Getting Started in Automation – Reading from Excel

If you’re generating your own data for import into your scripts, then I’d encourage you to stick with CSV for simplicity. Sometimes however, you’re provided with that data, and it’s in Excel format. Since the aim of automation is to save time, then adding a manual step of having to convert from Excel to CSV every time, defeats what we’re trying to achieve.
Of course, there may be other valid reasons for using Excel, and the dataset might not be for the exclusive use of your automation scripts.
The approach I take for reading Excel files is a little different to that for CSVs, as from the outset I expect that I don’t know what the size or shape of the dataset will be, and so the first thing my function does, is to try and determine that.
Excel also holds more than just plain text, too. So, I must check the cell type, before reading it into memory.
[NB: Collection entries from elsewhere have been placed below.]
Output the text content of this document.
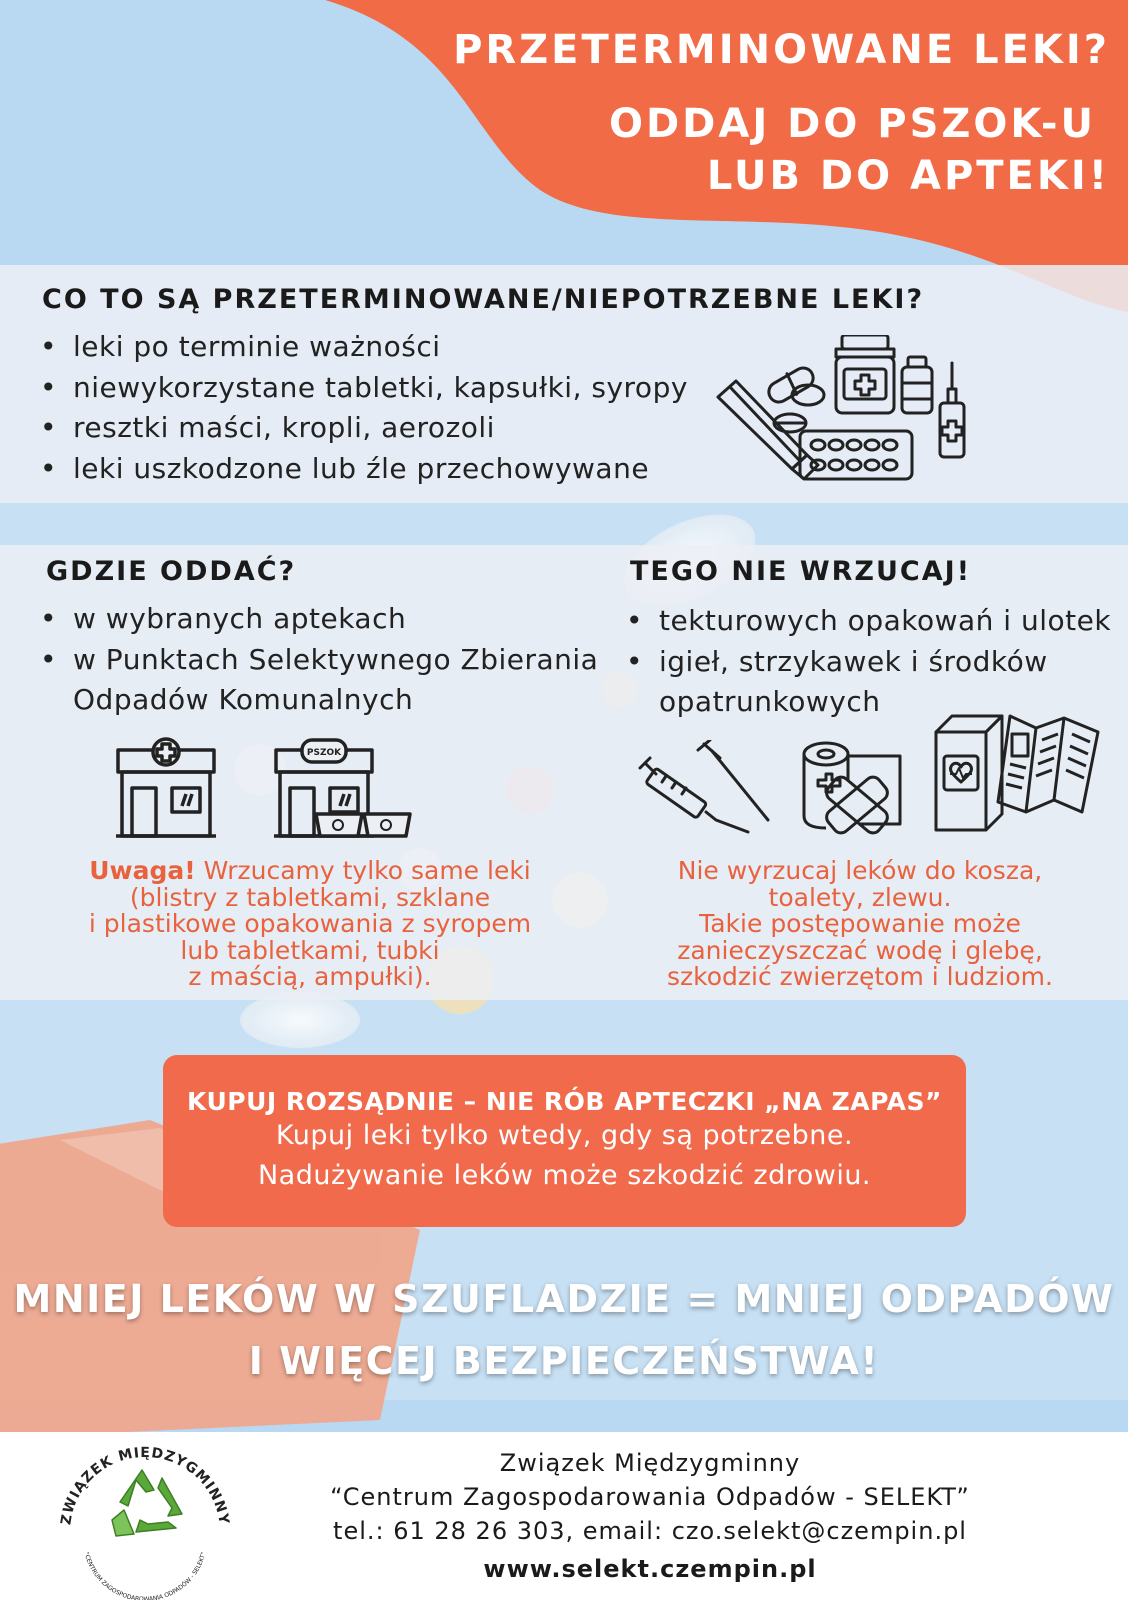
PRZETERMINOWANE LEKI?
ODDAJ DO PSZOK-U
LUB DO APTEKI!
CO TO SĄ PRZETERMINOWANE/NIEPOTRZEBNE LEKI?
• leki po terminie ważności
• niewykorzystane tabletki, kapsułki, syropy
• resztki maści, kropli, aerozoli
• leki uszkodzone lub źle przechowywane
GDZIE ODDAĆ?
• w wybranych aptekach
• w Punktach Selektywnego Zbierania Odpadów Komunalnych
TEGO NIE WRZUCAJ!
• tekturowych opakowań i ulotek
• igieł, strzykawek i środków opatrunkowych
PSZOK
Uwaga! Wrzucamy tylko same leki
(blistry z tabletkami, szklane
i plastikowe opakowania z syropem
lub tabletkami, tubki
z maścią, ampułki).
Nie wyrzucaj leków do kosza,
toalety, zlewu.
Takie postępowanie może
zanieczyszczać wodę i glebę,
szkodzić zwierzętom i ludziom.
KUPUJ ROZSĄDNIE – NIE RÓB APTECZKI „NA ZAPAS”
Kupuj leki tylko wtedy, gdy są potrzebne.
Nadużywanie leków może szkodzić zdrowiu.
MNIEJ LEKÓW W SZUFLADZIE = MNIEJ ODPADÓW
I WIĘCEJ BEZPIECZEŃSTWA!
ZWIĄZEK MIĘDZYGMINNY
"CENTRUM ZAGOSPODAROWANIA ODPADÓW - SELEKT"
Związek Międzygminny
“Centrum Zagospodarowania Odpadów - SELEKT”
tel.: 61 28 26 303, email: czo.selekt@czempin.pl
www.selekt.czempin.pl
I do make some assumptions about the data though:

  • First off, I assume that the data is rectangular, i.e. however many columns are in the first row, is the same throughout the dataset. The code could be adapted to handle non-rectangular datasets, but I’ve not yet had to deal with one, and so not yet seen enough benefit in making the changes.
  • Secondly, though I check for multiple different types, I assume that the data fits one of the below categories
    1. null – we have to check for null first, as if the cell is null and we try to determine a type, then the script will error
    2. String
    3. Numeric
    4. Boolean
    5. Blank
    6. Formula – note that the formula won’t be calculated, the absolute text of the formula will be returned

    If the cell doesn’t match one of the above types, then the console will output what type it is. I would then look to enhance my script to be able to properly handle that type.

  • Finally, I assume that a String representation of what I read in from the file, will be usable by the script. Although I will read in different types of data, it will all be converted into a string format before being passed back to the function that called it.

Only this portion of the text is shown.